Technical Market Support » Metallurgical Coal
Three Australian coals from different coal measures were washed to produce a vitrinite rich fraction (VRF) and an inertinite rich fraction (IRF). Five blend samples of each coal with the same overall bulk quality and grind but different VRF and IRF grinds were produced. These blends were then coked under the same conditions in the BMA Research Coke Oven (RCO).
The grind of the IRF was found to impact coke strength. For Coal A (a high rank German Creek Formation coal) and Coal B (a mid vol Illawarra Coal Measures coal) the finer the grind of the IRF, the stronger the coke. Coal C (a high rank Rangal Coal Measures coal) showed the reverse tendency.

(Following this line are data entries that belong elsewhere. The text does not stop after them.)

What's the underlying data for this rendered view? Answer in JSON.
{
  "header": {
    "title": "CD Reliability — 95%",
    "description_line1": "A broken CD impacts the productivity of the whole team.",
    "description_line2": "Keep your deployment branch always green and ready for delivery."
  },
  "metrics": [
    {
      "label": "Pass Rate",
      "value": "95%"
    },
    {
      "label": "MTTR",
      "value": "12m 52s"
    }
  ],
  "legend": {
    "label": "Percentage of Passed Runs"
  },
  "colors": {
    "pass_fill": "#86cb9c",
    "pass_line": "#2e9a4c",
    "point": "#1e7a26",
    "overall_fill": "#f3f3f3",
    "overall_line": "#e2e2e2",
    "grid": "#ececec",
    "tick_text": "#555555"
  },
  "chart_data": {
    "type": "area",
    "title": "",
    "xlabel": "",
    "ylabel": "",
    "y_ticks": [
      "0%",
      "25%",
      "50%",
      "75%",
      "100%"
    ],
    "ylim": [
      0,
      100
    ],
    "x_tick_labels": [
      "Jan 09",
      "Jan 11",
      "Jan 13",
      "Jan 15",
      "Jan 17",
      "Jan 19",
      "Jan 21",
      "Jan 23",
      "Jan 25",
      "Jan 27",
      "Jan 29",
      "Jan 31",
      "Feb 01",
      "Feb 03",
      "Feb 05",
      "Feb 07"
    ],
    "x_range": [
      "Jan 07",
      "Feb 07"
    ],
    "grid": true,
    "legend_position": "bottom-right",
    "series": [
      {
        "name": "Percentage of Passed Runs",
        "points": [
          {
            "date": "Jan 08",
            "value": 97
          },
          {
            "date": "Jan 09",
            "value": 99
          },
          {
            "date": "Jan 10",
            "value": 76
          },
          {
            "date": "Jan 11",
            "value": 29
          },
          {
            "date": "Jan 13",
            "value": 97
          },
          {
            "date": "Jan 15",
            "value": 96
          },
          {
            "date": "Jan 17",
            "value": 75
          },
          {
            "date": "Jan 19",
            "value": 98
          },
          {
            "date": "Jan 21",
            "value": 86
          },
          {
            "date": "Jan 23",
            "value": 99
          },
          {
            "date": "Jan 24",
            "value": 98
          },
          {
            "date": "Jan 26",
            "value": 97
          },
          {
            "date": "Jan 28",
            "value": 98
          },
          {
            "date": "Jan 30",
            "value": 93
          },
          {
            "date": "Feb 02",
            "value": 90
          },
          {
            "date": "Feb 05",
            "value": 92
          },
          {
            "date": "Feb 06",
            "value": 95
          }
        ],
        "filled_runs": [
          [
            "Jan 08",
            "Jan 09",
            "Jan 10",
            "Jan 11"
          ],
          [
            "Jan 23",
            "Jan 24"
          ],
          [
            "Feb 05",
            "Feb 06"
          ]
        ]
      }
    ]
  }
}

Optical imaging techniques were used to analyse the coke oven feeds. The amount and size of liberated vitrinite, inertinite, liptinite and minerals were determined. In addition, the amount, size and type of composite grains were also determined (vitrinite dominant, vitrinite rich, inertinite, inertinite dominant, inertinite rich, mineral dominant, mineral rich and liptinite dominant, liptinite rich). For Coals A and B the finer the size of the inert rich grains, the stronger the coke. Further the relationship between strength and inertinite grain size measured by coal grain analysis was more linear than the relationship between coke strength and IRF grind. Predictions would be expected to be more reliable using coal grain analysis results than IRF grind. For Coal C there was also a positive correlation between coke volume breakage strength and the amount of large composite grains in the coal sample. It is speculated that the low dilatation of Coal C requires very close association between the inerts and the vitrinite during coking to effectively bond the inerts into the structure. Further work is planned to better define the mechanism.